Research suggests the trauma from breaking up seems severe because love rejection affects primitive areas of the brain associated with motivation, reward and addiction craving. This research helps explain the anguished feelings that can accompany a breakup, as well as the extreme behaviors that can occur as a result, such as stalking, homicide and suicide.
But when you feel like you can’t go on, can’t move on, and are stuck dwelling and obsessing over your ex, there are some things you can do to speed up the healing process.
1. Accept whatever you feel.
Feelings aren’t good or bad, they just are. Realize that the “withdrawal” you are going through is akin to withdrawal from cocaine addiction. Practice kindness, empathy, and compassion with yourself.

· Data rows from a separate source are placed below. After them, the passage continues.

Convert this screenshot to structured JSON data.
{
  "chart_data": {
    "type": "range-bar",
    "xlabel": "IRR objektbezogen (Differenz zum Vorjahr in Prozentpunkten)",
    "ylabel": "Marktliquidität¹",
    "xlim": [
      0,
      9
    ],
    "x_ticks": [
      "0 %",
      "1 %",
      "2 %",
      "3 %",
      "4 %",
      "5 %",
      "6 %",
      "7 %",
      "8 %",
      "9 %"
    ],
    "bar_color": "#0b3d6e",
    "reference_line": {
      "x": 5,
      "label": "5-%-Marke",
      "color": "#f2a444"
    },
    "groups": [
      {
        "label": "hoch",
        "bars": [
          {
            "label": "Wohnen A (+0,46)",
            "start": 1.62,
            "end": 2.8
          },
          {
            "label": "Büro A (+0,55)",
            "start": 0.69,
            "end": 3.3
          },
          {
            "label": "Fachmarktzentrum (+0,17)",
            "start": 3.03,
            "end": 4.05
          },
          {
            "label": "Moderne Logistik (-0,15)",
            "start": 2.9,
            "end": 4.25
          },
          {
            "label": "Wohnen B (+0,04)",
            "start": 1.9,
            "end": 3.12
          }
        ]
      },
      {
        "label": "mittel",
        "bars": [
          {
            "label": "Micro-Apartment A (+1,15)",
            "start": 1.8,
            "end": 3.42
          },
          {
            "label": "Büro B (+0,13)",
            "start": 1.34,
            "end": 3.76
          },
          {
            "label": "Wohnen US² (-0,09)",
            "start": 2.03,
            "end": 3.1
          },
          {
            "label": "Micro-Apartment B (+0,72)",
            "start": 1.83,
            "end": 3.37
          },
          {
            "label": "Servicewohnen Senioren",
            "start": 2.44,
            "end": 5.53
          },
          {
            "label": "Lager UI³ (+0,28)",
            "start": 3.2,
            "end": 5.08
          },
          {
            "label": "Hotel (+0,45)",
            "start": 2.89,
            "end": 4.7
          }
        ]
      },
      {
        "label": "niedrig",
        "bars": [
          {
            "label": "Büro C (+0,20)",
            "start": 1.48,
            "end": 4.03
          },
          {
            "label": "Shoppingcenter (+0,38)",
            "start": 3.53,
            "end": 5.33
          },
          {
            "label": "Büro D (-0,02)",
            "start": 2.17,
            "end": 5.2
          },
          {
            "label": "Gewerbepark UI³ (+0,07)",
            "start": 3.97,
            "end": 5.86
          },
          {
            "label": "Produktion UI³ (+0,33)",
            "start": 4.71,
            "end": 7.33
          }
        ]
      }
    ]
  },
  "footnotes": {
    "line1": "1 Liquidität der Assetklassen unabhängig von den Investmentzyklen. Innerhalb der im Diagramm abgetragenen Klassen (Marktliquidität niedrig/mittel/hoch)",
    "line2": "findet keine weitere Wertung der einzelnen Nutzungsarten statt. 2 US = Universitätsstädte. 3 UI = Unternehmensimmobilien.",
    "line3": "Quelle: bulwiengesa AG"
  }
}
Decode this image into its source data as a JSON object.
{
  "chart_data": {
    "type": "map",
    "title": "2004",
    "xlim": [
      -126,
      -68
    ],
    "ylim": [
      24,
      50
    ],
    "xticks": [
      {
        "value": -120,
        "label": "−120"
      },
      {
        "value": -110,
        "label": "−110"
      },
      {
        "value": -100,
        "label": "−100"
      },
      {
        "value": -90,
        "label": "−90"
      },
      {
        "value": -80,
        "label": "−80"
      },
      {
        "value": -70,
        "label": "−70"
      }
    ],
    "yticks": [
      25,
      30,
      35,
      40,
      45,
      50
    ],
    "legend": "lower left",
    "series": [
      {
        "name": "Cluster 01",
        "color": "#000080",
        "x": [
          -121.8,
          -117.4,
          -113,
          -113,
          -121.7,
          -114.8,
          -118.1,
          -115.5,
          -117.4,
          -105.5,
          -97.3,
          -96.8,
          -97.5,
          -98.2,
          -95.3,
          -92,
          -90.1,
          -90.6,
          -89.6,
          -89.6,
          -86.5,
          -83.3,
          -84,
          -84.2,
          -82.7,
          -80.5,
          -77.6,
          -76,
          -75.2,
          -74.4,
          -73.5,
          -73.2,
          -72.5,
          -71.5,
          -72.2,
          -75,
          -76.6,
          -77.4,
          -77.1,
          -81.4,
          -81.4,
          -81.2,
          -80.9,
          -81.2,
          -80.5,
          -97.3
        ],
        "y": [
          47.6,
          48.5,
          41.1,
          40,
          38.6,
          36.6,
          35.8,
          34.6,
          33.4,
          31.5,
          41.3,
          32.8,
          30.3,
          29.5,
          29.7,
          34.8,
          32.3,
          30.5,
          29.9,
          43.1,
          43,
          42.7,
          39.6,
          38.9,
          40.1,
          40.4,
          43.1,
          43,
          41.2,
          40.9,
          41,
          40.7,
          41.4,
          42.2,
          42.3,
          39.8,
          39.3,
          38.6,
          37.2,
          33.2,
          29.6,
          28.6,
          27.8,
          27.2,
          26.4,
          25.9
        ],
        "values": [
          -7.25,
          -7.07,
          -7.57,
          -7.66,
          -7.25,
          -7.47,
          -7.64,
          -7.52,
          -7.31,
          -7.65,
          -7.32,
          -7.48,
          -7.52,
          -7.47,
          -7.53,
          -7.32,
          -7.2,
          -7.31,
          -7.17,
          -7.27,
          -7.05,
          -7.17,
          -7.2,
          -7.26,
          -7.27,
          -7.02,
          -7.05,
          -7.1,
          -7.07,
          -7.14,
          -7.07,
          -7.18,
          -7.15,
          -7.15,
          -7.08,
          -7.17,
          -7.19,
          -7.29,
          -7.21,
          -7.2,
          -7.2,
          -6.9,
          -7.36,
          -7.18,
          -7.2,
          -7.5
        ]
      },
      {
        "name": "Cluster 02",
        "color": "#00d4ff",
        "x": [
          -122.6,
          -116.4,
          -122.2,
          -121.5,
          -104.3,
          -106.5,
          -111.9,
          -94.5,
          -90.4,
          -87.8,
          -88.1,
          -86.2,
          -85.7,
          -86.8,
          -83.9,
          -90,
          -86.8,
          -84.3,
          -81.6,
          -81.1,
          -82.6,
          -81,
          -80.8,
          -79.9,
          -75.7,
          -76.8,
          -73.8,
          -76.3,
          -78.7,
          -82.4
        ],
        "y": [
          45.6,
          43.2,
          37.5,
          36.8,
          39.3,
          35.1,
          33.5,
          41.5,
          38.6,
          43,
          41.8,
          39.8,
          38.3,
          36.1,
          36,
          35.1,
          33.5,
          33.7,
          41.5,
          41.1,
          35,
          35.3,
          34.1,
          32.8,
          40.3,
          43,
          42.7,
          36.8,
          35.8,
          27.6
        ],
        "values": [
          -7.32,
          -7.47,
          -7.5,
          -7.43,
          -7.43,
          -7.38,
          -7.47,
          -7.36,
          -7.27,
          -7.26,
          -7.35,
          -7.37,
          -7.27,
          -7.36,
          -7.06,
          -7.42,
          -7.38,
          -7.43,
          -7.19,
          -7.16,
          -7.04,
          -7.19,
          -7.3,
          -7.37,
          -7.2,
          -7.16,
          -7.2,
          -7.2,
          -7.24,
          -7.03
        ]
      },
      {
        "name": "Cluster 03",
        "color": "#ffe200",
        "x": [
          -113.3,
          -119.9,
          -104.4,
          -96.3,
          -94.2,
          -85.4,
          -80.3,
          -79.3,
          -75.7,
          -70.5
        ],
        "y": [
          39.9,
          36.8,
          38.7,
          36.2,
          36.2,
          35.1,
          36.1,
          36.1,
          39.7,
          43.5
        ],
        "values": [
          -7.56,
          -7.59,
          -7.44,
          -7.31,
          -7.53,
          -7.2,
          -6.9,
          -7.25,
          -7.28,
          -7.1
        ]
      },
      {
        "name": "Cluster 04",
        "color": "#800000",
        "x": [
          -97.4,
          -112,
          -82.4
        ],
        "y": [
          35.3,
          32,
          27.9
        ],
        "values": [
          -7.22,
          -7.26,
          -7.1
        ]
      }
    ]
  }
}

2. Don’t isolate yourself.
Start getting in touch with your family and friends who you think will understand what you are going through.
3. Get your diary out.
And fill it in with different activities, especially on the weekend. Initially, you may not enjoy it, but now is the time to keep busy and be with your friends.
4. Get rid of the relationship reminders.
That includes pictures, cards and letters, gifts. If you don’t want to throw them out, give it to a friend to hold for you.
5. Break away completely.
This means not seeing each other, not being around his/her family members, no phone calls, no emails, no text messages, no Facebook and no DMs. Just until you feel that you can converse with him/her on a purely platonic level, without an ulterior motive (like getting back together).
6. Stay away from the places you used to go to.
And don’t listen to “your love songs.” Listen to songs about surviving and feeling strong.
7. Keep a journal.
Write down all the things that were wrong with the relationship and the things that used to irritate you, especially when it is tempting to remember the relationship with rose-tinted glasses.
8. Keep reminding yourself that happiness isn’t dependent on your ex.
Focus on finding happiness in other areas of your life. Whether that means spending time with your friends and family or signing up for that class you’ve always wanted to take, try new adventures. Do things you couldn’t do while you were in the relationship.
9. Try to view the breakup as a chance for a new beginning.
Clean, clear and organize your personal space. As you let go of the old, you are creating space for the new things to come.
10. Focus on being in the present.
Every time you start obsessing about your ex, stop, ground yourself in the present by feeling your feet on the ground, listen to your breathing, be aware of the sights, smells and sounds around you. Start off doing this for 30 seconds and gradually build up the amount of time you can do this. You will start feeling more in control of your life, and then you can take control of your thoughts.
You know that you are healing when your thoughts, behaviors and actions become more focused on you and less on him, and when you are living more in the present and less in the past. As you move on with your life as a single individual, look for the best in people and you’ll find it. Fall in love with life and you will find that it will love you back.